NATO defense ministers will discuss on Wednesday their next steps if Moscow keeps the missile system that the United States says would allow short-notice nuclear attacks on Europe and break the 1987 Intermediate-range Nuclear Forces Treaty (INF).
“We call on Russia to take the responsible path, but we have seen no indication that Russia intends to do so,” Secretary-General Jens Stoltenberg told a news conference. “We will need to respond,” Stoltenberg said.
He declined to go into more detail. But diplomats said defense ministers will consider more flights over Europe by U.S. warplanes capable of carrying nuclear warheads, more military training and the repositioning U.S. sea-based missiles.
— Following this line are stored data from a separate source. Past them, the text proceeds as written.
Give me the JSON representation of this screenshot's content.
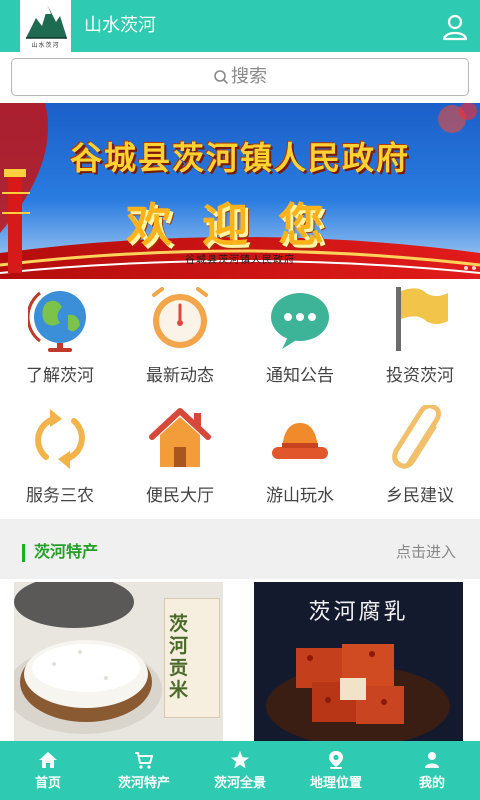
{
  "header": {
    "title": "山水茨河",
    "logo_text": "山水茨河",
    "user_icon": "user-icon",
    "background": "#2ecbb2"
  },
  "search": {
    "placeholder": "搜索",
    "icon": "search-icon"
  },
  "banner": {
    "title": "谷城县茨河镇人民政府",
    "welcome": "欢迎您",
    "subtitle": "谷城县茨河镇人民政府",
    "slide_count": 2
  },
  "menu": [
    {
      "label": "了解茨河",
      "icon": "globe-icon"
    },
    {
      "label": "最新动态",
      "icon": "stopwatch-icon"
    },
    {
      "label": "通知公告",
      "icon": "chat-bubble-icon"
    },
    {
      "label": "投资茨河",
      "icon": "flag-icon"
    },
    {
      "label": "服务三农",
      "icon": "refresh-arrows-icon"
    },
    {
      "label": "便民大厅",
      "icon": "house-icon"
    },
    {
      "label": "游山玩水",
      "icon": "hat-icon"
    },
    {
      "label": "乡民建议",
      "icon": "paperclip-icon"
    }
  ],
  "section": {
    "title": "茨河特产",
    "more": "点击进入",
    "accent": "#17b31e"
  },
  "products": [
    {
      "label": "茨河贡米",
      "image": "rice-photo"
    },
    {
      "label": "茨河腐乳",
      "image": "fermented-tofu-photo"
    }
  ],
  "tabbar": [
    {
      "label": "首页",
      "icon": "home-icon"
    },
    {
      "label": "茨河特产",
      "icon": "cart-icon"
    },
    {
      "label": "茨河全景",
      "icon": "star-icon"
    },
    {
      "label": "地理位置",
      "icon": "location-pin-icon"
    },
    {
      "label": "我的",
      "icon": "person-icon"
    }
  ]
}
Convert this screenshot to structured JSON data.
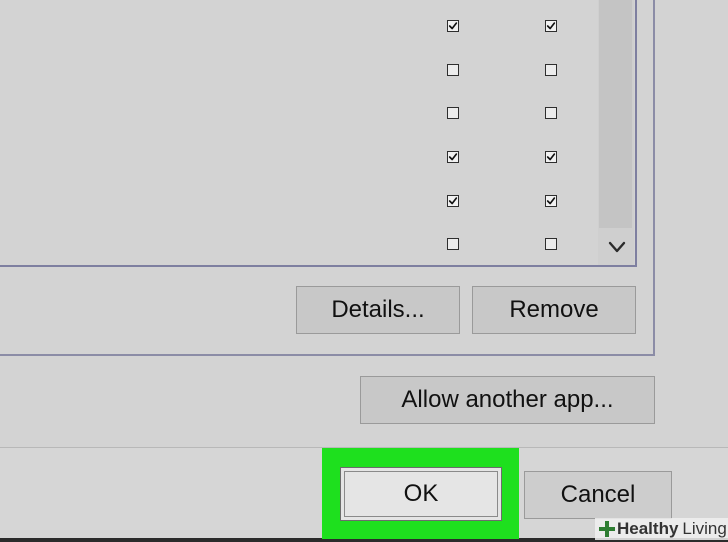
{
  "app_list": {
    "rows": [
      {
        "private_checked": true,
        "public_checked": true
      },
      {
        "private_checked": false,
        "public_checked": false
      },
      {
        "private_checked": false,
        "public_checked": false
      },
      {
        "private_checked": true,
        "public_checked": true
      },
      {
        "private_checked": true,
        "public_checked": true
      },
      {
        "private_checked": false,
        "public_checked": false
      }
    ],
    "scroll_down_icon": "chevron-down-icon"
  },
  "buttons": {
    "details_label": "Details...",
    "remove_label": "Remove",
    "allow_another_app_label": "Allow another app...",
    "ok_label": "OK",
    "cancel_label": "Cancel"
  },
  "highlight": {
    "color": "#1ee01e",
    "target": "ok-button"
  },
  "watermark": {
    "brand_bold": "Healthy",
    "brand_regular": "Living",
    "icon": "plus-cross-icon",
    "icon_color": "#2e7d32"
  }
}
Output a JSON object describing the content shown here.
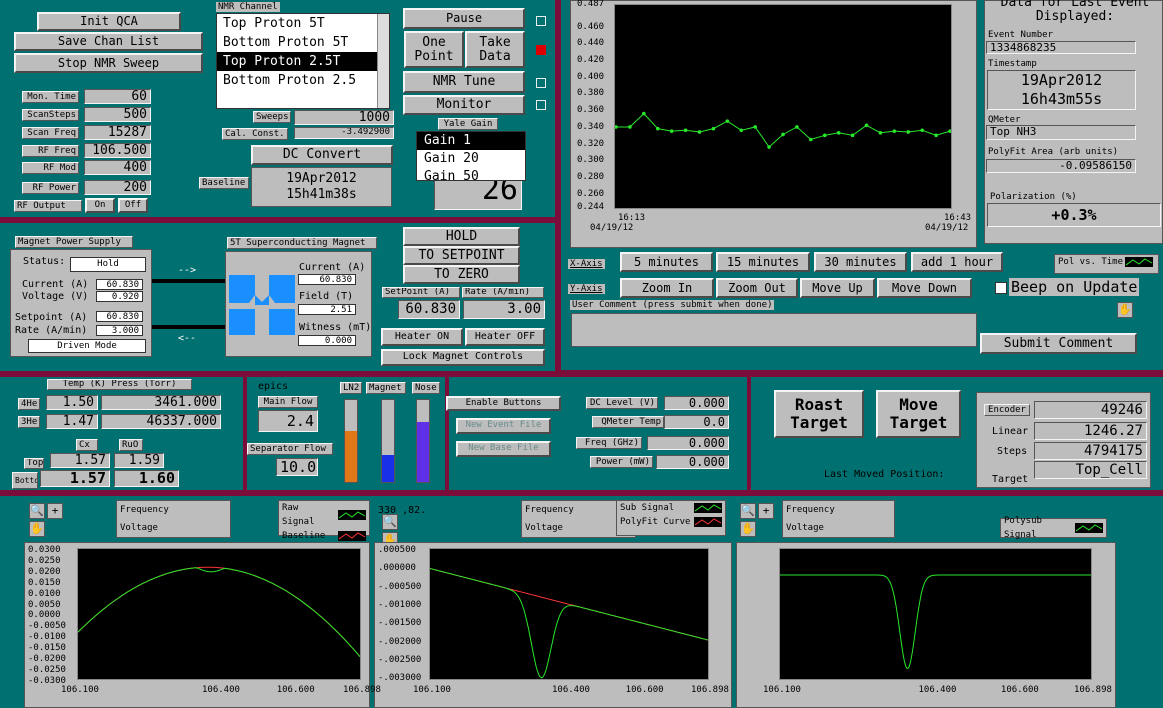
{
  "colors": {
    "bg": "#017070",
    "divider": "#7a0d3a",
    "plot_bg": "#000000",
    "trace_green": "#27e82a",
    "trace_red": "#ff3535"
  },
  "top_buttons": {
    "init": "Init QCA",
    "save": "Save Chan List",
    "stop": "Stop NMR Sweep"
  },
  "nmr_channel": {
    "title": "NMR Channel",
    "items": [
      "Top Proton 5T",
      "Bottom Proton 5T",
      "Top Proton 2.5T",
      "Bottom Proton 2.5"
    ],
    "selected_index": 2
  },
  "rf": {
    "rows": [
      {
        "label": "Mon. Time",
        "value": "60"
      },
      {
        "label": "ScanSteps",
        "value": "500"
      },
      {
        "label": "Scan Freq",
        "value": "15287"
      },
      {
        "label": "RF Freq",
        "value": "106.500"
      },
      {
        "label": "RF Mod",
        "value": "400"
      },
      {
        "label": "RF Power",
        "value": "200"
      }
    ],
    "output_label": "RF Output",
    "on": "On",
    "off": "Off"
  },
  "sweeps": {
    "label": "Sweeps",
    "value": "1000",
    "cal_label": "Cal. Const.",
    "cal_value": "-3.492900"
  },
  "dc_convert": "DC Convert",
  "baseline": {
    "label": "Baseline",
    "date": "19Apr2012",
    "time": "15h41m38s"
  },
  "controls": {
    "pause": "Pause",
    "one_point": "One Point",
    "take_data": "Take Data",
    "nmr_tune": "NMR Tune",
    "monitor": "Monitor"
  },
  "yale_gain": {
    "title": "Yale Gain",
    "items": [
      "Gain 1",
      "Gain 20",
      "Gain 50"
    ],
    "selected_index": 0,
    "readout": "26"
  },
  "strip_chart": {
    "y_ticks": [
      "0.487",
      "0.460",
      "0.440",
      "0.420",
      "0.400",
      "0.380",
      "0.360",
      "0.340",
      "0.320",
      "0.300",
      "0.280",
      "0.260",
      "0.244"
    ],
    "x_left": "16:13",
    "x_left_date": "04/19/12",
    "x_right": "16:43",
    "x_right_date": "04/19/12"
  },
  "chart_data": {
    "type": "line",
    "ylim": [
      0.244,
      0.487
    ],
    "x": [
      "16:13",
      "16:43"
    ],
    "series": [
      {
        "values": [
          0.341,
          0.341,
          0.357,
          0.339,
          0.336,
          0.337,
          0.335,
          0.339,
          0.348,
          0.337,
          0.341,
          0.317,
          0.332,
          0.341,
          0.326,
          0.331,
          0.334,
          0.331,
          0.343,
          0.334,
          0.336,
          0.335,
          0.337,
          0.331,
          0.336
        ]
      }
    ]
  },
  "last_event": {
    "title": "Data for Last Event Displayed:",
    "event_label": "Event Number",
    "event": "1334868235",
    "ts_label": "Timestamp",
    "date": "19Apr2012",
    "time": "16h43m55s",
    "qmeter_label": "QMeter",
    "qmeter": "Top NH3",
    "polyfit_label": "PolyFit Area (arb units)",
    "polyfit": "-0.09586150",
    "pol_label": "Polarization (%)",
    "pol": "+0.3%"
  },
  "xaxis": {
    "label": "X-Axis",
    "buttons": [
      "5 minutes",
      "15 minutes",
      "30 minutes",
      "add 1 hour"
    ]
  },
  "yaxis": {
    "label": "Y-Axis",
    "buttons": [
      "Zoom In",
      "Zoom Out",
      "Move Up",
      "Move Down"
    ]
  },
  "pol_vs_time": "Pol vs. Time",
  "beep": "Beep on Update",
  "comment": {
    "label": "User Comment (press submit when done)",
    "submit": "Submit Comment"
  },
  "magnet_ps": {
    "title": "Magnet Power Supply",
    "status_label": "Status:",
    "status": "Hold",
    "current_label": "Current (A)",
    "current": "60.830",
    "voltage_label": "Voltage (V)",
    "voltage": "0.920",
    "setpoint_label": "Setpoint (A)",
    "setpoint": "60.830",
    "rate_label": "Rate (A/min)",
    "rate": "3.000",
    "mode": "Driven Mode"
  },
  "sc_magnet": {
    "title": "5T Superconducting Magnet",
    "current_label": "Current (A)",
    "current": "60.830",
    "field_label": "Field (T)",
    "field": "2.51",
    "witness_label": "Witness (mT)",
    "witness": "0.000"
  },
  "hold_buttons": {
    "hold": "HOLD",
    "to_setpoint": "TO SETPOINT",
    "to_zero": "TO ZERO"
  },
  "setpoint_rate": {
    "sp_label": "SetPoint (A)",
    "sp": "60.830",
    "rate_label": "Rate (A/min)",
    "rate": "3.00"
  },
  "heater": {
    "on": "Heater ON",
    "off": "Heater OFF",
    "lock": "Lock Magnet Controls"
  },
  "temps": {
    "header": "Temp (K) Press (Torr)",
    "he4_label": "4He",
    "he4_temp": "1.50",
    "he4_press": "3461.000",
    "he3_label": "3He",
    "he3_temp": "1.47",
    "he3_press": "46337.000",
    "cx": "Cx",
    "ruo": "RuO",
    "top_label": "Top",
    "top_cx": "1.57",
    "top_ruo": "1.59",
    "bot_label": "Bottom",
    "bot_cx": "1.57",
    "bot_ruo": "1.60"
  },
  "flow": {
    "epics": "epics",
    "main_label": "Main Flow",
    "main": "2.4",
    "sep_label": "Separator Flow",
    "sep": "10.0",
    "ln2": "LN2",
    "magnet": "Magnet",
    "nose": "Nose",
    "levels": [
      0.62,
      0.33,
      0.73
    ]
  },
  "files": {
    "enable": "Enable Buttons",
    "new_event": "New Event File",
    "new_base": "New Base File"
  },
  "dc_level": {
    "rows": [
      {
        "label": "DC Level (V)",
        "value": "0.000"
      },
      {
        "label": "QMeter Temp",
        "value": "0.0"
      },
      {
        "label": "Freq (GHz)",
        "value": "0.000"
      },
      {
        "label": "Power (mW)",
        "value": "0.000"
      }
    ]
  },
  "target": {
    "roast": "Roast Target",
    "move": "Move Target",
    "last_moved": "Last Moved Position:",
    "encoder_label": "Encoder",
    "encoder": "49246",
    "linear_label": "Linear",
    "linear": "1246.27",
    "steps_label": "Steps",
    "steps": "4794175",
    "target_label": "Target",
    "target": "Top_Cell"
  },
  "signal_plots": {
    "x_ticks": [
      "106.100",
      "106.400",
      "106.600",
      "106.898"
    ],
    "p1_y": [
      "0.0300",
      "0.0250",
      "0.0200",
      "0.0150",
      "0.0100",
      "0.0050",
      "0.0000",
      "-0.0050",
      "-0.0100",
      "-0.0150",
      "-0.0200",
      "-0.0250",
      "-0.0300"
    ],
    "p2_y": [
      ".000500",
      ".000000",
      "-.000500",
      "-.001000",
      "-.001500",
      "-.002000",
      "-.002500",
      "-.003000"
    ],
    "raw": "Raw Signal",
    "baseline": "Baseline",
    "sub": "Sub Signal",
    "polyfit": "PolyFit Curve",
    "polysub": "Polysub Signal",
    "frequency": "Frequency",
    "voltage": "Voltage",
    "coords": "330 ,82."
  }
}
The United States and its NATO allies want Russia to destroy its 9M729/SSC-8 nuclear-capable cruise missile system, which Moscow has so far refused to do. It denies any violations of the INF treaty, accusing Washington of seeking an arms race.
Without a deal, the United States has said it will withdraw from the INF treaty on Aug. 2, removing constraints on its own ability to develop nuclear-capable, medium-range missiles.
The dispute has deepened a fissure in East-West ties that severely deteriorated after Russia’s seizure of Crimea and its involvement in Syria.
Russia warned on Monday of a stand-off comparable to the 1962 Cuban missile crisis if the United States were to deploy land-based missile systems near Russia’s borders, but Stoltenberg said there were no such plans.
U.S. Ambassador to NATO Kay Bailey Hutchison told reporters that at present, Washington was only considering conventional, not nuclear weapons, in any possible response.
“All options are on the table but we are looking at conventional systems, that’s important for our European allies to know,” she said.
European allies are also worried about the deployment of U.S. nuclear missiles in Europe, as happened in the 1980s, and being caught up in nuclear competition between Moscow and Washington.
The INF treaty, negotiated by then-President Ronald Reagan and Soviet leader Mikhail Gorbachev and ratified by the U.S. Senate, eliminated the medium-range missile arsenals of the world’s two biggest nuclear powers and reduced their ability to launch a nuclear strike at short notice.